Martin Egan, BNP Paribas

"In the New Year, markets start afresh, whether you’re a trader, an investor or an issuer – but the first weeks of the year have been incredibly difficult"
Martin Egan, BNP Paribas

"In the New Year, markets start afresh, whether you’re a trader, an investor or an issuer – but the first weeks of the year have been incredibly difficult," says Martin Egan, head of primary markets at BNP Paribas.

And bankers such as Egan say that there could be more volatility and nervousness in the coming months because of uncertainty surrounding many financial institutions, including investment banks, but also because of the fallout from monoline insurers losing triple-A ratings. Most bank officials predict with very little optimism that these concerns might ensure that the market’s difficulties will continue into the second quarter. It will take at least that amount of time for clarity to emerge on a wide range of issues, which will allow things to start to get back to a semblance of normality.

"We have gone from a seller’s market to now, where the pendulum has swung completely the other way," says John Winter, head of European investment banking at Barclays Capital. "We are bracing ourselves for an extended period of volatility and are encouraging our clients to recognize that. The ability to predict with certainty where a deal is going to price is very difficult. The other variable we haven’t had to deal with in a while is the prospect of real economic slowdown. That’s challenging to get a hold on because it is hard to predict where the hits will come from."

Make no mistake, though debt market officials might be busy getting on with the job of trying to service their clients, they are struggling to predict what will happen in 2008. A revision of the expected norms of the debt business is currently under way.

"Our client base, both on the issuer and investor side, needs to grasp the fact that the recovery in the capital markets is not going to occur in the short term," says Zia Huque, global head of debt syndicate at Deutsche Bank. "Liquidity in capital markets is very different now – it is much improved from the fourth quarter of 2007 but it is vastly different to the first half of last year. Liquidity will come back but as we look at flows across primary and secondary markets it will be a fairly volatile environment." Huque predicts flashes of liquidity, which will be met with euphoria and a flurry of deals before the market steps back and reflects.

Not only has the long-awaited credit bear market appeared, the prospect of recession stalks bond markets. Write-downs and provisioning against likely deterioration in credit have grabbed all the headlines. But if the US economy does suffer its first proper setback for more than five years, it will be tough for corporate and financial credit across the globe and not just the US. Can the economies of China, India and Europe take the strain? These are just some of the uncertainties that investors face. Is now perhaps the time to take risk off the table?

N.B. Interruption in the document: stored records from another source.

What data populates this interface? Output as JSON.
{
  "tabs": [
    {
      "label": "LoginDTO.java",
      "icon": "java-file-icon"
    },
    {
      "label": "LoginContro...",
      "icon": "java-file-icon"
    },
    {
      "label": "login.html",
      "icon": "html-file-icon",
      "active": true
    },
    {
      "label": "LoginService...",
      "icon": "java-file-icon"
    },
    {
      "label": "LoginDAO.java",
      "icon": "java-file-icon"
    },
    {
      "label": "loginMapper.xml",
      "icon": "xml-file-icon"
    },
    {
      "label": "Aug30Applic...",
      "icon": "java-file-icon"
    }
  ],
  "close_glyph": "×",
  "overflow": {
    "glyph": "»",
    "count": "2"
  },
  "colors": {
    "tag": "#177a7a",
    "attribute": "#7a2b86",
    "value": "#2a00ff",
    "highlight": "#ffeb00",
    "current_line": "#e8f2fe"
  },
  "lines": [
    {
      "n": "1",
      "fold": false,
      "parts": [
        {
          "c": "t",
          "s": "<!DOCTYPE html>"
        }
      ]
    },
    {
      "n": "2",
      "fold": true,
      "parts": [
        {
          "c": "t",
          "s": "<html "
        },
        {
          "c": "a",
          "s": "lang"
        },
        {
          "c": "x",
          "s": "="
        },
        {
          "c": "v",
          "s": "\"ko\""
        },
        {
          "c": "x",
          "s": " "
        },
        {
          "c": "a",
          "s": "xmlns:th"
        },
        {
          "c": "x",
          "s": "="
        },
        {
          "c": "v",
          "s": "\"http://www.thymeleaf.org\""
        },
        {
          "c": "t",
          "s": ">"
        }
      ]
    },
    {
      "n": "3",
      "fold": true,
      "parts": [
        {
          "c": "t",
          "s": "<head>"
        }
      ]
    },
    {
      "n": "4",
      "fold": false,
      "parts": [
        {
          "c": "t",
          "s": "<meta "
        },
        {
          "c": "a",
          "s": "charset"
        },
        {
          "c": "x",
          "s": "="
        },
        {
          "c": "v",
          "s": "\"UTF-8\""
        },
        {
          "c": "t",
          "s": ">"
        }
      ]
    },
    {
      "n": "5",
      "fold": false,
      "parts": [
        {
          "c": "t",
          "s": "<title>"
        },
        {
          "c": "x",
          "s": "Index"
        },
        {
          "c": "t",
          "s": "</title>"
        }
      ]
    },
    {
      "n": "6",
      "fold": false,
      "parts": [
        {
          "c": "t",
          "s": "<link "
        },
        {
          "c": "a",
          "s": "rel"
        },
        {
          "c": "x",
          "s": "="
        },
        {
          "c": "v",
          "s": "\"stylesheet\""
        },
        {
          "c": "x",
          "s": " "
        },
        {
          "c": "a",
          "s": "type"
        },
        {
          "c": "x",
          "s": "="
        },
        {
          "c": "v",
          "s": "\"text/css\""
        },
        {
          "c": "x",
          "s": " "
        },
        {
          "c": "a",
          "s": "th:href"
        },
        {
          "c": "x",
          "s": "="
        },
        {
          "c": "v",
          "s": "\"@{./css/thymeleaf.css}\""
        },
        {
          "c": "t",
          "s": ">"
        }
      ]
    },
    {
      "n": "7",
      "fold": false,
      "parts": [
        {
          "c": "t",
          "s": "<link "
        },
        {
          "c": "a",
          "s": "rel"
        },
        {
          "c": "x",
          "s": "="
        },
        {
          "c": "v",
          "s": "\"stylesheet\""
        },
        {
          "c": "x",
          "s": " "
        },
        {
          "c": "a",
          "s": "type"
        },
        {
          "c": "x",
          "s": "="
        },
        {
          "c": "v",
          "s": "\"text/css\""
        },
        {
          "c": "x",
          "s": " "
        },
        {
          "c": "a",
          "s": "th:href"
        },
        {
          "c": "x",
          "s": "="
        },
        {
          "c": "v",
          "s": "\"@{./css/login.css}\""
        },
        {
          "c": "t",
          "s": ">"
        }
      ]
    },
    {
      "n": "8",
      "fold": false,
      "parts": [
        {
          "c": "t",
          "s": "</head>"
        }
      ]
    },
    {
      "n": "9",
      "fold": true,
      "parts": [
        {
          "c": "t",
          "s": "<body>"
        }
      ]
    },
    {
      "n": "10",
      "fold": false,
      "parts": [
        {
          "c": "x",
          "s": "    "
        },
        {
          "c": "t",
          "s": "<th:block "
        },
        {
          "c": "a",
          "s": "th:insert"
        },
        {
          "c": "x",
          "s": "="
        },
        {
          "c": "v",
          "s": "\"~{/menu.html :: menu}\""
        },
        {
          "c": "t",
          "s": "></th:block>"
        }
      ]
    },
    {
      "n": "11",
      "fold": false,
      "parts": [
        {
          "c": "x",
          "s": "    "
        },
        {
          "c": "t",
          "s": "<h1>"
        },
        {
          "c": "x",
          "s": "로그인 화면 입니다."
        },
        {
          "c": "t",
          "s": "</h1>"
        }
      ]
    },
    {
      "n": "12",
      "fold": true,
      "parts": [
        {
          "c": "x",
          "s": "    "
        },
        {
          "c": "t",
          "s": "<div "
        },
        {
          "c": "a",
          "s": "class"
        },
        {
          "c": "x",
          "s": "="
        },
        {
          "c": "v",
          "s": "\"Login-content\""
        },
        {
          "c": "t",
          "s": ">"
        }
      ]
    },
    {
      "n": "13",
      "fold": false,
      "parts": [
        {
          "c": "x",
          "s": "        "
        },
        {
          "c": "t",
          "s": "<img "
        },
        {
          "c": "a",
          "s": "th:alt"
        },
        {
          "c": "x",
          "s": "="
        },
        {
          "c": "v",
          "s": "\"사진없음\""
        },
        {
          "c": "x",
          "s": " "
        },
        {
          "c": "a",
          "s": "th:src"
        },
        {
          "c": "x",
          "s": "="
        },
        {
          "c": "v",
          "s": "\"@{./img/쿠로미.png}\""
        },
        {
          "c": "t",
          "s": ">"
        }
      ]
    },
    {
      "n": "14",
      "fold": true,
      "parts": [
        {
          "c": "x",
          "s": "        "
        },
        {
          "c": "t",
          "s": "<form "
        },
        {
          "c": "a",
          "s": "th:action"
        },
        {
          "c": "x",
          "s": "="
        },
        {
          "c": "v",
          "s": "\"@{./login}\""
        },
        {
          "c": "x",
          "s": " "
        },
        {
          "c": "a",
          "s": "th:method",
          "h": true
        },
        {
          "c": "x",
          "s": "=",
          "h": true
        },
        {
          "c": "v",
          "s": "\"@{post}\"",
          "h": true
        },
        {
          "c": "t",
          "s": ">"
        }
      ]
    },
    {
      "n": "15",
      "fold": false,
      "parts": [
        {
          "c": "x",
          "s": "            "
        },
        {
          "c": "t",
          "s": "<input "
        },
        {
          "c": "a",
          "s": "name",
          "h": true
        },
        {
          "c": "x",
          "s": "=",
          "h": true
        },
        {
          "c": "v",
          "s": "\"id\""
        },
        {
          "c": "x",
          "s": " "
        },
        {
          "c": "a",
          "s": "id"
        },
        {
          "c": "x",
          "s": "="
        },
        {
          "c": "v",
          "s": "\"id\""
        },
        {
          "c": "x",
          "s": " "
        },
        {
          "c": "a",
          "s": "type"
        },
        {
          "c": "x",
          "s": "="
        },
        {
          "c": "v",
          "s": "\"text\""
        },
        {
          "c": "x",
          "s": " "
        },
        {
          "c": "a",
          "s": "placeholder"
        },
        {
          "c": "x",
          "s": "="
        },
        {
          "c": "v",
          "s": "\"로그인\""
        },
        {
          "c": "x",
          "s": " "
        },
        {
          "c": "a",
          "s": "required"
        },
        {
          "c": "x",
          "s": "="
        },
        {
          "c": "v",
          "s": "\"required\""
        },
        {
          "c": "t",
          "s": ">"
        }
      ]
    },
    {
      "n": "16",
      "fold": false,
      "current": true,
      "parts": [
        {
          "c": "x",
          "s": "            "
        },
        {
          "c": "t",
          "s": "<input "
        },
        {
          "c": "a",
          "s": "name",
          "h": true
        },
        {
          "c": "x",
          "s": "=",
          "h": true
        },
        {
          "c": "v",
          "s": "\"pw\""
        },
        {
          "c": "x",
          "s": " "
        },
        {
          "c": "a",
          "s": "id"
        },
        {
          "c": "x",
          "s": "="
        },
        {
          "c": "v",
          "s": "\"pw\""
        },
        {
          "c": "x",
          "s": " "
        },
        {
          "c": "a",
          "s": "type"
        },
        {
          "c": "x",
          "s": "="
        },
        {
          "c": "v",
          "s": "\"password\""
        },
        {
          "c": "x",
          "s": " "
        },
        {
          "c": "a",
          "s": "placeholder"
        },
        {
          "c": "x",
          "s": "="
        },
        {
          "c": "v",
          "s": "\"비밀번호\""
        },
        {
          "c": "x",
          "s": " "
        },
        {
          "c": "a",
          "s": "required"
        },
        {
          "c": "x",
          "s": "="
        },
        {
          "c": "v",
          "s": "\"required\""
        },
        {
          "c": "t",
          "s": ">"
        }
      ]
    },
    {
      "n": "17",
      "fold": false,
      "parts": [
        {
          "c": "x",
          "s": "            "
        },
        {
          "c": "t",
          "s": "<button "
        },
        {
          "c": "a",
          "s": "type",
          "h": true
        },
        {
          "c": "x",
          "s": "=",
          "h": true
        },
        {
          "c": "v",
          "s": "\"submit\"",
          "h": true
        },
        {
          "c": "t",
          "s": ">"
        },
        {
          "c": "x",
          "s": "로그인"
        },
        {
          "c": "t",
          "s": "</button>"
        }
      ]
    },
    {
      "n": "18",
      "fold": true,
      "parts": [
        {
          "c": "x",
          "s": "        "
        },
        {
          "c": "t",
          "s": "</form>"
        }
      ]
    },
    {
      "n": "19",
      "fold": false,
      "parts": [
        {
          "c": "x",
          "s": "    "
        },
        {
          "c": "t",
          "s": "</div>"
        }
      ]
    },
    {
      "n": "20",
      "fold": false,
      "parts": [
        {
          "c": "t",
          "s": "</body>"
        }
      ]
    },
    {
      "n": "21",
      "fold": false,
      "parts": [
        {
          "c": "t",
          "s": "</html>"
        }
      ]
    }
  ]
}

It is now clear that much of the five-year rally in credit was not just a function of the benign economic backdrop and a low-yield environment but also because of leveraged investors. Many credit investors were provided with leverage by banks, or were bank vehicles, albeit off-balance-sheet ones. Unfortunately for the near-term health of the bond markets, banks are capital constrained right now. This means leverage, and with it liquidity, has been withdrawn.

"We have real money accounts driving primary issuance," says Roberto Isolani, head of debt capital markets at UBS. He says that the absence of leveraged players has cut oversubscription of transactions. "That means that new issues are more difficult because they have to be tailor-made," he says. "All of the transactions are very name-specific. A lot of the deals are the result of very careful discussions with investors – more than I’ve seen for a very long time. The change in circumstances has revived the role of syndicate managers and sales forces. For a while, syndication had become a technical appendix of origination – I can see the change, particularly for financials names."